Côte d’Ivoire has seen an encouraging turnaround in diplomatic relations with a variety of partners. In the first decade of this century ties between the central government (for much of the decade the north was under rebel rule) and the West became strained, and the regime in Abidjan was increasingly isolated, both regionally and internationally. However, following reunification after the civil war, the nation’s ties with the international community and international institutions have once again taken a turn for the better, and the country recently saw the cancellation of much of its multilateral debt. Ties with some neighbours that were strained following the election crisis, such as Ghana and Liberia, have also been warming.

RELATIONS WITH WEST: Following independence, Côte d’Ivoire retained close relations with its former coloniser France. However, ties were strained when former President Henri Konan Bédié’s enacted a policy of reducing foreigner roles in the economy, to provide opportunities for Ivoirians. The subsequent president, President Laurent Gbagbo, was critical of other national leaders’ closeness to the French in particular, adopting anti-French and “anti-imperial” rhetoric. Clashes between French and Ivoirian troops and the destruction by the French military of the country’s national air force in 2004 set off anti-French protests and rioting. France had deployed a “stabilisation force”, which at its height contained several thousand troops, following the outbreak of the civil conflict in 2002.
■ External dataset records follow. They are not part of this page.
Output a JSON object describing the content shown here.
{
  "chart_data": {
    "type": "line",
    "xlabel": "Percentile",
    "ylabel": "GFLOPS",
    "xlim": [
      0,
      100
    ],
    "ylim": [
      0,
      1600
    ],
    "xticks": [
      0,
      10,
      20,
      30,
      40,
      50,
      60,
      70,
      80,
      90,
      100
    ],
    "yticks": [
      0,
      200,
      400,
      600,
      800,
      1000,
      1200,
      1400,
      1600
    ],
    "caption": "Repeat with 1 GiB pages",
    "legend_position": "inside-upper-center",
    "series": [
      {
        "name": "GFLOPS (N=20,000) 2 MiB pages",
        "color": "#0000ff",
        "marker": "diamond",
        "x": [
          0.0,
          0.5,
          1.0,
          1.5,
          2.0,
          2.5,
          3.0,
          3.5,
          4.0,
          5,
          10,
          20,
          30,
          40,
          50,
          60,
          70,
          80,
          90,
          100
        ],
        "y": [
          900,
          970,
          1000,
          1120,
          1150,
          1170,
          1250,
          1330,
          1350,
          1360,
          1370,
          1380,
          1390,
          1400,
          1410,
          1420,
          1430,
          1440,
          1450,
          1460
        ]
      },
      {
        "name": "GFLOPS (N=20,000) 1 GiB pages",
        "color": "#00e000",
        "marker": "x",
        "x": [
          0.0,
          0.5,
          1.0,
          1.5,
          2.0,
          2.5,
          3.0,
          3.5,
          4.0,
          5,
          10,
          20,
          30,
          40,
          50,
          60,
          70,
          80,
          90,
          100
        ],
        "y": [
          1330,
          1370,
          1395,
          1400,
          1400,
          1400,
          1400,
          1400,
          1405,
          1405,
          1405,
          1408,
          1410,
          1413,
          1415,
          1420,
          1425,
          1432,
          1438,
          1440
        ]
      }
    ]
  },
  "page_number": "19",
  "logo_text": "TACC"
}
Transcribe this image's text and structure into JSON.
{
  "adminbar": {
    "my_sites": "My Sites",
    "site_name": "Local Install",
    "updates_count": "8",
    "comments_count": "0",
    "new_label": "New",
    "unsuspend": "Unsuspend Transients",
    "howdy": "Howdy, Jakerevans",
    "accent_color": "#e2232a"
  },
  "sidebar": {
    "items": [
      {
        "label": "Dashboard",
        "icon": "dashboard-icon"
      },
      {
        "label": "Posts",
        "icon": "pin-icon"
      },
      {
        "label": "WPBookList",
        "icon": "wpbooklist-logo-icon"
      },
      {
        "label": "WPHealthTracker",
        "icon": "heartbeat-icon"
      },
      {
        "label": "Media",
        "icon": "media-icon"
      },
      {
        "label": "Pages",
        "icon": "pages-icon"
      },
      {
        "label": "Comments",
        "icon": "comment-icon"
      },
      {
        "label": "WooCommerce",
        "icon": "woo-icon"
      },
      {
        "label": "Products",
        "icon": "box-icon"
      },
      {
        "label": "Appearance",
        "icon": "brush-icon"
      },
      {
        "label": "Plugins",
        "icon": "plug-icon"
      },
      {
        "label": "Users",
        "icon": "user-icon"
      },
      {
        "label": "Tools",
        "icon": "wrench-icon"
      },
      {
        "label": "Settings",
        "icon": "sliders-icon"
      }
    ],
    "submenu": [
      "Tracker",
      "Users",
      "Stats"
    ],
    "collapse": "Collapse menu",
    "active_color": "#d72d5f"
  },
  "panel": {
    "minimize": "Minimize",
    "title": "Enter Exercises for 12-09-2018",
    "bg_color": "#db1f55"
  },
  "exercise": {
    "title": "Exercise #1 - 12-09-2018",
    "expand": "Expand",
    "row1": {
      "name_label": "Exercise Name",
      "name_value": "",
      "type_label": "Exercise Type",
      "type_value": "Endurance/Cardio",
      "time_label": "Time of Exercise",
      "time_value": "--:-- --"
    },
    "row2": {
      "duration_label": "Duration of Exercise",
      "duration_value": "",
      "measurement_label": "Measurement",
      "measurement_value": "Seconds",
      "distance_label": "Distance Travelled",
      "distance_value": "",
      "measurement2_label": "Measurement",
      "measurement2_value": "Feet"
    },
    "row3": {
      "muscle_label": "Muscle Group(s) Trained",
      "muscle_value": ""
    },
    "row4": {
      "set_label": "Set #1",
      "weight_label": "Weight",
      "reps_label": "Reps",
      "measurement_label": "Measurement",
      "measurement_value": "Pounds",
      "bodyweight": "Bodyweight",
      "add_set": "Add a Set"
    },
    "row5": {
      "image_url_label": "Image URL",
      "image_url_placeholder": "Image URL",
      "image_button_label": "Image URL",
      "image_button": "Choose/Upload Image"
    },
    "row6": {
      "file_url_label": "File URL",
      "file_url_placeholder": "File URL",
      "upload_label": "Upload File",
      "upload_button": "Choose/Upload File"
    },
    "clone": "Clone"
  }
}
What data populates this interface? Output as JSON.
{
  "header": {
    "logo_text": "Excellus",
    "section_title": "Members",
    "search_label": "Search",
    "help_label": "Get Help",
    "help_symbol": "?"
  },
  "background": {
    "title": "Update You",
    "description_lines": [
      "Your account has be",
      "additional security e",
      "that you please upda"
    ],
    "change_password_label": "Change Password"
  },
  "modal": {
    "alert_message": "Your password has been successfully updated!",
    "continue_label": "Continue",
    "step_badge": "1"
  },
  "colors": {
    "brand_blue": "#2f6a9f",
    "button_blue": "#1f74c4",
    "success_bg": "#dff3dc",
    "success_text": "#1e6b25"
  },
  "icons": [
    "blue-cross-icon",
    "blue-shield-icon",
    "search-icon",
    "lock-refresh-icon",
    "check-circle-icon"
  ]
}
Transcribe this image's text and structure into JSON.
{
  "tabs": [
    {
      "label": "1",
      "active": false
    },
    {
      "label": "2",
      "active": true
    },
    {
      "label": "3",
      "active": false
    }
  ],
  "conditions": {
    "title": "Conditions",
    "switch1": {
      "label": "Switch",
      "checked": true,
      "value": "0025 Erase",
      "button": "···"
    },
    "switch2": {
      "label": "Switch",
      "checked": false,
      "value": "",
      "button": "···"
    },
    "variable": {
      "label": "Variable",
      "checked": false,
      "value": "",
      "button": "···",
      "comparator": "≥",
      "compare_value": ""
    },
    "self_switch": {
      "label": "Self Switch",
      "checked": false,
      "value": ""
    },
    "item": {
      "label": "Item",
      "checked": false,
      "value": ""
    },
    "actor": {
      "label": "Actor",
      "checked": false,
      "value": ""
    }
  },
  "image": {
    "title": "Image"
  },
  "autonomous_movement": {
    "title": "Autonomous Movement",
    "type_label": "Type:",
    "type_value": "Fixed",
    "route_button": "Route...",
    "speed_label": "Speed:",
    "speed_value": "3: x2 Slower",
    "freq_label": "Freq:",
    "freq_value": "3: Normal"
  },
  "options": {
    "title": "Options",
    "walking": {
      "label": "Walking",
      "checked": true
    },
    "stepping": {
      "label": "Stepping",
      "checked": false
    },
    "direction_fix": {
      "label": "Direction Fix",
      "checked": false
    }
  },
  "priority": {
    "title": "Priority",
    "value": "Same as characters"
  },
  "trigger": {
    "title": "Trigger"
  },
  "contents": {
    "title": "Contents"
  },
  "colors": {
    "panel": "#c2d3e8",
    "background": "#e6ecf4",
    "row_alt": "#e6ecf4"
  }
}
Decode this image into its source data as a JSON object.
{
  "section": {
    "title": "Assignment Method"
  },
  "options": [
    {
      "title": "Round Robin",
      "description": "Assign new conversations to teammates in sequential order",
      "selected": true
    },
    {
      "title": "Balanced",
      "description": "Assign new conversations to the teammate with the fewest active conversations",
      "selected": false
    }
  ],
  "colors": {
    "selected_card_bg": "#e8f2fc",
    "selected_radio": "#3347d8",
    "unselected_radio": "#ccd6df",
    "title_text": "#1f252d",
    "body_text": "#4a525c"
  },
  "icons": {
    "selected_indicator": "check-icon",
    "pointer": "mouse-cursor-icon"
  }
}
However, bilateral government relations have subsequently improved. The current government has particularly close relations with France, which intervened in support of the current president, Alassane Dramane Outtarra, in the post-election conflict. Economic ties with France are strong too; the country is one of Côte d’Ivoire’s leading export markets and by far its most important source of foreign direct investment. Côte d’Ivoire also has security and other ties with other Western powers, with the US, for example, providing professional training for officers in the Ivoirian army.

LOOKING TO ASIA: The country is also working to cultivate relations with Asian nations like China, India, Japan and Singapore. President Outtarra attended the fifth Tokyo International Conference on African Development in June 2013, for example, and met with Japanese Prime Minister Shinzo Abe. In early August 2013 a 30-member Chinese business delegation visited Abidjan with the aim of enhancing Chinese-Ivoirian economic cooperation, meeting with the prime minister and key officials involved in investment promotion, commerce, industry and agriculture.

Relations with multilateral institutions have also been improving. In 2004 the World Bank halted cooperation with the Côte d’Ivoire as a result of unpaid arrears on debts to the institution. However, it resumed cooperation four years later, and in June 2012 the country obtained a reduction of CFA4.09trn (€6.13bn) out of its total outstanding debt to the International Monetary Fund and the World Bank of CFA6.39trn (€9.59bn), or approximately 64% of the total.

REGIONAL TIES: Regional bloc ECOWAS has, like France, also played an important role in the country’s recent history. During the civil war ECOWAS deployed peacekeeping troops to the country as well as during the dispute over the 2010 election results, which temporarily led to Côte d’Ivoire’s suspension from the group. The suspension was lifted after peace was restored and in February 2012 the country was chosen to serve as ECOWAS chair, an indication of the positive developments taking place.

Côte d’Ivoire’s various conflicts have also had an impact on relations with other countries in the region. The presence of pro-Gbagbo figures in Ghana and Liberia, and an attack on the border town of Noé in September 2012 by anti-government forces living in Ghana led to strains in bilateral ties. Following the attack, the border was shut for two weeks. Such tensions have since been assuaged, with the Ghanaian authorities working alongside Ivoirian security forces to improve security, cooperation and coordination.